There are multiple investment options to choose from in India:

  • Fixed Depositsare regarded as one of the most popular investments in India. They provide a fixed rate of return for a specific period and considered as a low-risk option.
  • Mutual Funds - When you invest in mutual funds, you invest in a vehicle that pools money from different investors and channels this into diversified assets.
  • Recurring DepositsLike FDs, Recurring Deposits (RDs) allow an investor to save a specific sum in periodic instalments, but they do not have a lock-in period.

  • Public Provident FundThe PPF is a long-term savings scheme backed by the Government of India with a lock-in period of 15 years.

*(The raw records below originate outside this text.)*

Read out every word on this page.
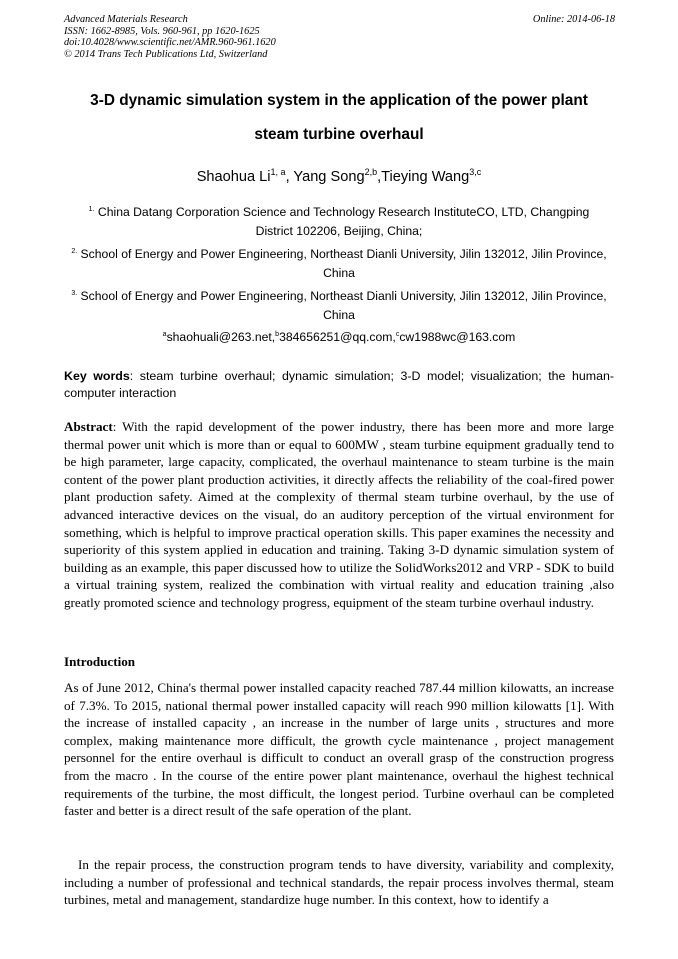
Advanced Materials Research
ISSN: 1662-8985, Vols. 960-961, pp 1620-1625
doi:10.4028/www.scientific.net/AMR.960-961.1620
© 2014 Trans Tech Publications Ltd, Switzerland
Online: 2014-06-18
3-D dynamic simulation system in the application of the power plant
steam turbine overhaul
Shaohua Li$^{1, a}$, Yang Song$^{2,b}$,Tieying Wang$^{3,c}$
$^{1.}$ China Datang Corporation Science and Technology Research InstituteCO, LTD, Changping District 102206, Beijing, China;
$^{2.}$ School of Energy and Power Engineering, Northeast Dianli University, Jilin 132012, Jilin Province, China
$^{3.}$ School of Energy and Power Engineering, Northeast Dianli University, Jilin 132012, Jilin Province, China
$^a$shaohuali@263.net,$^b$384656251@qq.com,$^c$cw1988wc@163.com
Key words: steam turbine overhaul; dynamic simulation; 3-D model; visualization; the human-computer interaction
Abstract: With the rapid development of the power industry, there has been more and more large thermal power unit which is more than or equal to 600MW , steam turbine equipment gradually tend to be high parameter, large capacity, complicated, the overhaul maintenance to steam turbine is the main content of the power plant production activities, it directly affects the reliability of the coal-fired power plant production safety. Aimed at the complexity of thermal steam turbine overhaul, by the use of advanced interactive devices on the visual, do an auditory perception of the virtual environment for something, which is helpful to improve practical operation skills. This paper examines the necessity and superiority of this system applied in education and training. Taking 3-D dynamic simulation system of building as an example, this paper discussed how to utilize the SolidWorks2012 and VRP - SDK to build a virtual training system, realized the combination with virtual reality and education training ,also greatly promoted science and technology progress, equipment of the steam turbine overhaul industry.
Introduction
As of June 2012, China's thermal power installed capacity reached 787.44 million kilowatts, an increase of 7.3%. To 2015, national thermal power installed capacity will reach 990 million kilowatts [1]. With the increase of installed capacity , an increase in the number of large units , structures and more complex, making maintenance more difficult, the growth cycle maintenance , project management personnel for the entire overhaul is difficult to conduct an overall grasp of the construction progress from the macro . In the course of the entire power plant maintenance, overhaul the highest technical requirements of the turbine, the most difficult, the longest period. Turbine overhaul can be completed faster and better is a direct result of the safe operation of the plant.
In the repair process, the construction program tends to have diversity, variability and complexity, including a number of professional and technical standards, the repair process involves thermal, steam turbines, metal and management, standardize huge number. In this context, how to identify a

  • Employee Provident FundThe EPF is a retirement savings scheme specifically for salaried employees. Monthly contributions are made from an employee’s salary, while the employer contributes an equivalent amount to the corpus.
  • National Pension SchemeNPS is a retirement pension scheme introduced by the Government of India. Through regular investments, you can build a corpus that can provide you with a regular pension after retirement. Investors can also withdraw from the fund partially after retirement.

  • Stocks - Purchasing shares in a company and giving the investor ownership stake. It can be profitable when the company grows in future, however it can be risky.


Where to invest money

There is no one-size-fits-all investment plan. For each investor, the ideal portfolio will depend on several variable factors like age, investment horizon, goals, and risk capacity.

When you are young, your risk-taking capacity could be higher. Therefore, investing in equities and mutual funds can be a good option. Older investors can afford fewer risks and hence, one could invest in safer vehicles like fixed deposits.

Certain other factors like one’s disposable income, debt profile, and dependent responsibilities can also impact the investor’s investment decisions.